We did a quick (and admittedly informal) survey, and found that there are about as many types of rolling pins as there are cuisines, materials and purposes. There are pins for pasta, pastry, cookie dough and dumplings; made from wood, marble, glass, metal, Lucite and silicon. They can be smooth or textured, tapered or straight, with handles or without. And every serious cook swears the one she uses is the best.

In North America, most cooks have always – and still do – used that familiar fat wooden barrel with handles, which is just fine for rolling out cookie dough; but for the finer, more finicky work of buttery pastry dough, or pâte brisée, this sleek and tapered beauty is a better option. Designed and made in Canada, this 20-inch, sugar-maple wood rolling pin is Lee Valley's take on the traditional French pin.

Francophile, foodie and author of French Kids Eat Everything and Getting to Yum, Karen Le Billon, spends part of her year in Pléneuf-Val-André, on the northwest coast of France, where she learned a thing or two about rolling the perfect pastry from her mother-in-law, Janine.
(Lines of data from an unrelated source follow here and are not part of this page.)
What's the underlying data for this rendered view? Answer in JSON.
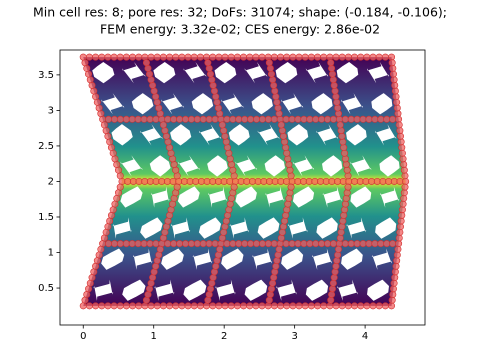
{
  "chart_data": {
    "type": "field",
    "title": [
      "Min cell res: 8; pore res: 32; DoFs: 31074; shape: (-0.184, -0.106);",
      "FEM energy: 3.32e-02; CES energy: 2.86e-02"
    ],
    "xlim": [
      -0.33,
      4.85
    ],
    "ylim": [
      -0.02,
      3.85
    ],
    "xticks": [
      0,
      1,
      2,
      3,
      4
    ],
    "yticks": [
      0.5,
      1.0,
      1.5,
      2.0,
      2.5,
      3.0,
      3.5
    ]
  }
}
"My mother-in-law does have a treasured family rolling pin! In fact, she also has a treasured wooden family table where the rolling of the pastry happens with the pin," Le Billon said from her home in Vancouver. Since spending time under Janine's tutelage, she's become a fan of the French pin. "The traditional [tapered] pin is nice because, you have better control; as you roll the dough with it, you can 'feel' the dough much more acutely than with a rolling pin with handles," she said. "So it's easier to make the dough thinner, and more uniform. You're working more closely with the dough; it's much more sensual."